Very interesting comments. Yes absolutely want to do comparisons to ELMo. It's a...

madisonmay · on May 16, 2018

Yes absolutely want to do comparisons to ELMo.

Perhaps even more interesting than comparison would be modifications to ULMFit to incorporate good ideas from the AllenNLP ELMo paper.

The learned weighting of representation layers seems like a decent candidate, as does giving the model flexibility to use something other than a concatenated [mean / max / last state] representation of final LSTM output layer (as is the case in some of ELMo's task models). I'm personally curious about using an attention mechanism in conjunction with something like ELMo's gamma task parameter (regularizer) for learning a weighted combination of outputs but haven't been able to get things to function well in practice.

The dataset the ELMo model is trained might also be preferable to WIKI 103 for practical English tasks, although you lose the nice multilingual benefits you get from working with WIKI 103.

In general it seems like the format described in the ELMo paper is simply not designed to work at very low N because the weights of the (often complex) task models used in ELMo's benchmarks are learned entirely for scratch. That's not possible without a decent amount of labeled training data.

Anyhow, thought the paper was very well put together, definitely an enjoyable read. Hope yourself and Sebastian collaborate on future papers, as good things certainly came of this one!

Eridrus · on May 16, 2018

I just wanted to clear up my comments on fine tuning. These LMs are huge. The ELMo paper has 300 dimensional embeddings, yours has 400 (which, btw, should probably be controlled in a comparison). As an engineer, I don't really want to deploy a fine tuned LM for every task I have. Especially on smartphones, I can barely deploy one of these.

The obvious answer is that I should just train a single joint model.

That's great, but when you retrain a model, even if you get similar accuracy, your actual predictions change. It's basically why same model ensembles help.

So if I am trying to improve predictions for a single task, but I have a joint model, then I have to deal with a whole pile of churn that I wouldn't if I had separate models.

This doesn't show up in academic metrics, but people care when things that used to work stop working for no real reason, even if an equal amount of new things started working.

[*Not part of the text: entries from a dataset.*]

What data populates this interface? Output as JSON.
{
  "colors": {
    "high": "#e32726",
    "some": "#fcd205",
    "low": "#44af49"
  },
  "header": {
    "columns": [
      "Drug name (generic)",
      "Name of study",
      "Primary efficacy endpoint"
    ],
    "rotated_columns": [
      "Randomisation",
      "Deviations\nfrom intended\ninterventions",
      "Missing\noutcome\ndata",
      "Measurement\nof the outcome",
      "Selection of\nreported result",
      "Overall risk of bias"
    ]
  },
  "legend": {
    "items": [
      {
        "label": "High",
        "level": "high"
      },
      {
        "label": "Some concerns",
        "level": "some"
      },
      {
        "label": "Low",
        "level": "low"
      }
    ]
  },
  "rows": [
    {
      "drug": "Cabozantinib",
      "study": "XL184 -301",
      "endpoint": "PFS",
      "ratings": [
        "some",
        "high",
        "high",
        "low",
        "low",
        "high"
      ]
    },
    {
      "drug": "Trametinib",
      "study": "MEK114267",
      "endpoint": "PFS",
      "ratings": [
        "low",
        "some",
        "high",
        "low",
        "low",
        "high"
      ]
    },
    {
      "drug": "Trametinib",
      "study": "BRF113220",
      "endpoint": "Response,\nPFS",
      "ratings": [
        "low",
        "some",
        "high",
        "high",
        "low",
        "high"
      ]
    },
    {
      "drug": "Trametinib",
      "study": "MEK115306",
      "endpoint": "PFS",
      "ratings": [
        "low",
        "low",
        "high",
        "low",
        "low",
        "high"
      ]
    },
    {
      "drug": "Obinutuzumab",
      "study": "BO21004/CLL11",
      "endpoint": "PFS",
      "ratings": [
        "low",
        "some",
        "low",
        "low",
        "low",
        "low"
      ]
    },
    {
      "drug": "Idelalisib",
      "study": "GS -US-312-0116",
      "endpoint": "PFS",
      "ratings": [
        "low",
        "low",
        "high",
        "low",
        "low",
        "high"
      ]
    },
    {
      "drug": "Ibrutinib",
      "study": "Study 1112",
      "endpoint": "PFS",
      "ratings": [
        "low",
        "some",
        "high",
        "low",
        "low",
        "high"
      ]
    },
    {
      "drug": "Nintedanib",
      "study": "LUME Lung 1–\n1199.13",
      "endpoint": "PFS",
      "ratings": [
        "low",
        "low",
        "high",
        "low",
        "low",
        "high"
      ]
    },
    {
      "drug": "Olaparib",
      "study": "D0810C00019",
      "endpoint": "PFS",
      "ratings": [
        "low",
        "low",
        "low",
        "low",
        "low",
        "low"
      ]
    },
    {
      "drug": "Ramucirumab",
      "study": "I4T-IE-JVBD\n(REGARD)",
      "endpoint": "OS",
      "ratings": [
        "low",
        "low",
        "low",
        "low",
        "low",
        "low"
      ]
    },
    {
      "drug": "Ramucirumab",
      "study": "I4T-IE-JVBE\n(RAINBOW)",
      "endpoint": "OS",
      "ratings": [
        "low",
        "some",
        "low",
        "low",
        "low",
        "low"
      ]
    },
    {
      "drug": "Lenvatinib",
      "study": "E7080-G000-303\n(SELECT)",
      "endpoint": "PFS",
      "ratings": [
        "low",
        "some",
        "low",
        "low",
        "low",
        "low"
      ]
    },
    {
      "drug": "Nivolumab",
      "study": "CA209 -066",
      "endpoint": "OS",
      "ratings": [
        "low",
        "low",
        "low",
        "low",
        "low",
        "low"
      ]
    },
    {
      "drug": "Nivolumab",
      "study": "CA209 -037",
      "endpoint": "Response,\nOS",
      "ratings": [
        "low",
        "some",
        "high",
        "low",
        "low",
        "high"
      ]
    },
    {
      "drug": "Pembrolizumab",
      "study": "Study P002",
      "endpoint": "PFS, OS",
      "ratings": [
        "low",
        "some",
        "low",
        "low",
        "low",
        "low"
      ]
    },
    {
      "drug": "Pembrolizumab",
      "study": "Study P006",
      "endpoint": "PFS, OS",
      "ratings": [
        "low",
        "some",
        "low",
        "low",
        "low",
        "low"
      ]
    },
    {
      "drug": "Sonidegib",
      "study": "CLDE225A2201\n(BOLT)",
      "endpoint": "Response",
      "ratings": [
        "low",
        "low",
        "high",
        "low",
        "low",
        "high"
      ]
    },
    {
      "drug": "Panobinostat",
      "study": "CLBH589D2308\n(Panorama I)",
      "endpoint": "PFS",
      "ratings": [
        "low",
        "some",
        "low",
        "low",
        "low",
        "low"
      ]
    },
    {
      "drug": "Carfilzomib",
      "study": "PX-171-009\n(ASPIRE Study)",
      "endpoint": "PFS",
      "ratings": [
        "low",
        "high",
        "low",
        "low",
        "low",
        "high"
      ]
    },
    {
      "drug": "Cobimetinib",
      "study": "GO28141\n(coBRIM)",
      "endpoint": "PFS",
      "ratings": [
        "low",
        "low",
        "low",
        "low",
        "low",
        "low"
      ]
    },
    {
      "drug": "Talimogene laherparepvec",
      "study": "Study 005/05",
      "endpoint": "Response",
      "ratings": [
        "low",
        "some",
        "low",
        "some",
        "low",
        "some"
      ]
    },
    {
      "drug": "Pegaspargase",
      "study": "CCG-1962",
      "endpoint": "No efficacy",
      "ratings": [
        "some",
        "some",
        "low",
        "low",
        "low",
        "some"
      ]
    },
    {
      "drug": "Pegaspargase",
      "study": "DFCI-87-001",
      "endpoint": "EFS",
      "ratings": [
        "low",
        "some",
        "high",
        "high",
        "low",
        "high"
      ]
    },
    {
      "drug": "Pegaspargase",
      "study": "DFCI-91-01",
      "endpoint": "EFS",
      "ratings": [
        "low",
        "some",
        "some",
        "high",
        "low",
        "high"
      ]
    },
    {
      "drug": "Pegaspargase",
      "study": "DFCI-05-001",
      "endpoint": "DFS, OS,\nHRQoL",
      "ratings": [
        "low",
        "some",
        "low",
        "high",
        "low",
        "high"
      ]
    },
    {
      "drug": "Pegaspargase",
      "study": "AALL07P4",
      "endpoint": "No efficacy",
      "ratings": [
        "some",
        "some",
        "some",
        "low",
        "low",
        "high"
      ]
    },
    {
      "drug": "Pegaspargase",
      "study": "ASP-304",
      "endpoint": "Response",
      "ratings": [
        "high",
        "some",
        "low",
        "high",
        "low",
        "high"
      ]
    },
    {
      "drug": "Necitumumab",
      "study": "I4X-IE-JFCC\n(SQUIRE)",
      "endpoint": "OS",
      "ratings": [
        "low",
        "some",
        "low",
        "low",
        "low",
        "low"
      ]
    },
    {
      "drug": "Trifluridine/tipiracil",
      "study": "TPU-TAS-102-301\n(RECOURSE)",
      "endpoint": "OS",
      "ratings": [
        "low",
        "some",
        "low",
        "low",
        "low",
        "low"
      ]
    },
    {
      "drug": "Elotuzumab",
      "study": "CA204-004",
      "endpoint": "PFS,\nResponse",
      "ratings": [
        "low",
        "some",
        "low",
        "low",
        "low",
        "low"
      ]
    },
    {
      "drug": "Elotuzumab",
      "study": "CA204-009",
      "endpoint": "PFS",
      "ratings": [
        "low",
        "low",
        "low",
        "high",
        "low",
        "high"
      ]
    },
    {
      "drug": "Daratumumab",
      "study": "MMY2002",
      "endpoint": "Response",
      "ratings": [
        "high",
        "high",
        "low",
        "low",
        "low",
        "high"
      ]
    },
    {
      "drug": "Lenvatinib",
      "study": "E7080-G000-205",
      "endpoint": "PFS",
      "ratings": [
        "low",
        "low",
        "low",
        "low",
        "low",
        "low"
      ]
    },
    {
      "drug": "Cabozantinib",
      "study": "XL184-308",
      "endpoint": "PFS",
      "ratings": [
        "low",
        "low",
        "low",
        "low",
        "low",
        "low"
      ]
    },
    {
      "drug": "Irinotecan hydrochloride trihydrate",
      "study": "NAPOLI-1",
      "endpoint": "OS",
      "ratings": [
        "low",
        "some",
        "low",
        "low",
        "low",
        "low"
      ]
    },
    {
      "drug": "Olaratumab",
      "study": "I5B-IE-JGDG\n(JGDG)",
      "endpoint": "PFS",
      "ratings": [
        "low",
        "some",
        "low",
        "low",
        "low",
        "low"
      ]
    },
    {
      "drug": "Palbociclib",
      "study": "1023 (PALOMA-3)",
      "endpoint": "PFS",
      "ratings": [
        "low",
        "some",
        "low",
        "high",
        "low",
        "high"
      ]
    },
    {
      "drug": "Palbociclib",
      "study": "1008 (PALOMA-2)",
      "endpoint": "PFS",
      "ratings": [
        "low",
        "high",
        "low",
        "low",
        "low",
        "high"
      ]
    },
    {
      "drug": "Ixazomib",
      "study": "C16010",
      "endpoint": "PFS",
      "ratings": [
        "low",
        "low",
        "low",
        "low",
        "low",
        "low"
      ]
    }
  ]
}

So, I'm not saying we shouldn't fine tune things, it's that I have a set of engineering challenges that make fine tuning less ideal, and I am curious how much we can get away with sharing. There are plenty of CV papers which indicate that the very first layers basically don't benefit from fine tuning because they are so general. Is that true for NLP as well, or are words embeddings already quite domain specific?